- Employer: University of Wollongong
- Known for: Medical research, anatomy, hormones
- Title: Associate Professor
- Website: https://scholars.uow.edu.au/theresa-larkin

= Theresa Larkin =

Medical science educator and researcher

Theresa A Larkin is an associate professor, medical science educator and researcher, science communicator and regular radio presenter, and Superstar of STEM from Science Technology Australia, in the 2023–24 cohort.

== Education and career ==
Larkin has a Bachelor of Science (hons) in chemistry, a Masters of Higher Education, and a PhD in Biomedical Sciences from the University of Wollongong, in 2005, from the School of Medicine.

Larkin lectures in anatomy and physiology to medical students. She conducts research on hormones and health, and clinical anatomy, focusing on the impact of hormones on depression and anxiety, the causes of chronic pelvic pain, and the influence of hip muscle strength on knee and back pain.

Larkin is an advocate for equity, diversity, and inclusion, and for improving the accessibility of STEM. She serves as a mentor for the HSC Science Extension subject.

== Publications ==
Larkin has over 1280 citations, as of May 2024, and an h-index of 20, according to Google Scholar. Select publications include:

- Larkin TA, WE Price, L Astheimer (2008) The key importance of soy isoflavone bioavailability to understanding health benefits. Critical reviews in food science and nutrition 48 (6), 538–552.
- Larkin TA, Deen R, Amirnezami T, Shvartsbart A, Villalba L (2024) Pharmacomechanical thrombectomy of iliofemoral deep vein thrombosis is associated with a low incidence of post-thrombotic syndrome and perioperative complications, ANZ Journal of Surgery 94(3):438-444
- Villalba L, Larkin TA (2023) Outcomes of dedicated iliac venous stents during pregnancy and postpartum.

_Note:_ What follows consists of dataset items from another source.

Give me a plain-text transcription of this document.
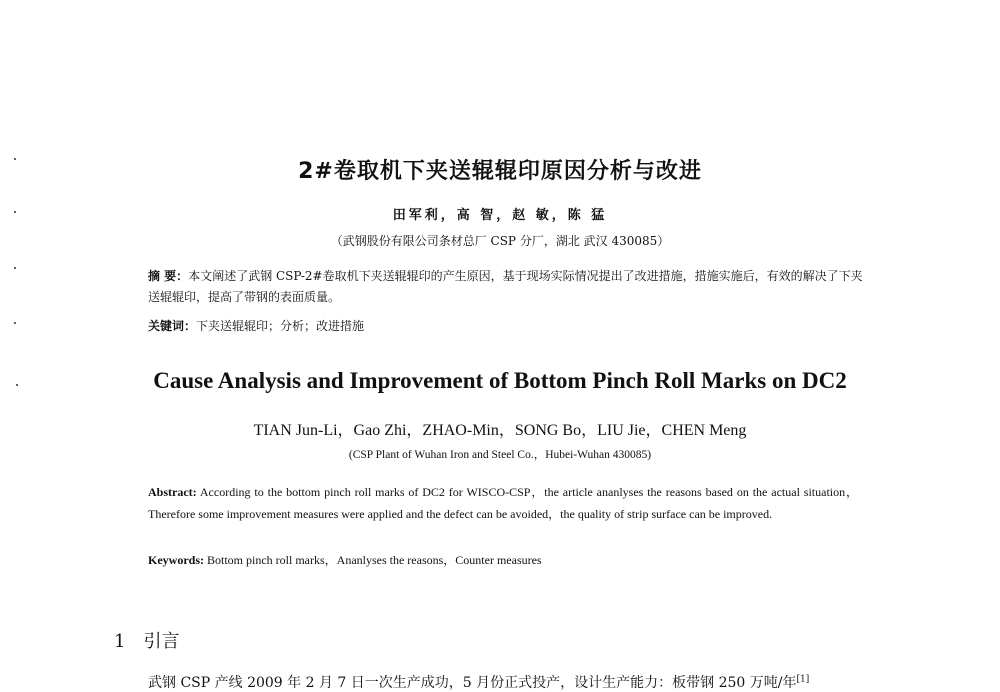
2#卷取机下夹送辊辊印原因分析与改进
田军利，高 智，赵 敏，陈 猛
（武钢股份有限公司条材总厂 CSP 分厂，湖北 武汉 430085）
摘 要：本文阐述了武钢 CSP-2#卷取机下夹送辊辊印的产生原因，基于现场实际情况提出了改进措施，措施实施后，有效的解决了下夹送辊辊印，提高了带钢的表面质量。
关键词：下夹送辊辊印；分析；改进措施
Cause Analysis and Improvement of Bottom Pinch Roll Marks on DC2
TIAN Jun-Li，Gao Zhi，ZHAO-Min，SONG Bo，LIU Jie，CHEN Meng
(CSP Plant of Wuhan Iron and Steel Co.，Hubei-Wuhan 430085)
Abstract: According to the bottom pinch roll marks of DC2 for WISCO-CSP，the article ananlyses the reasons based on the actual situation，Therefore some improvement measures were applied and the defect can be avoided，the quality of strip surface can be improved.
Keywords: Bottom pinch roll marks，Ananlyses the reasons，Counter measures
1 引言
武钢 CSP 产线 2009 年 2 月 7 日一次生产成功，5 月份正式投产，设计生产能力：板带钢 250 万吨/年[1]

European Journal of Vascular and Endovascular Surgery66(1):e12.
- Noonan SHJ, Larkin TA (2023) Associations among maternal characteristics, labour interventions, delivery mode and maternal antenatal complications in a NSW large rural town, and comparison to NSW state data. Australian Journal of Rural Health. 31(3):417-425.

== Media ==
Larkin has been a keynote speaker, on topics such as burnout for women in the media. She has also contributed extensively to the media, including Pint of Science, 12 articles in The Conversation, on topics including, why blood is red, burnout and depression, hormones and chemotherapy, hay fever, vagus nerves, and lymph nodes.

Larkin has also contributed to the ABC in print, radio, on dopamine, on sunscreen labels, and how to protect your skin, on why the science behind the vagus nerve and cortisol, and ways to improve these are in social media.

== Awards ==

- 2022 – Superstar of STEM, Science Technology Australia.
- 2015 – National Teaching Award for innovative practices in anatomy.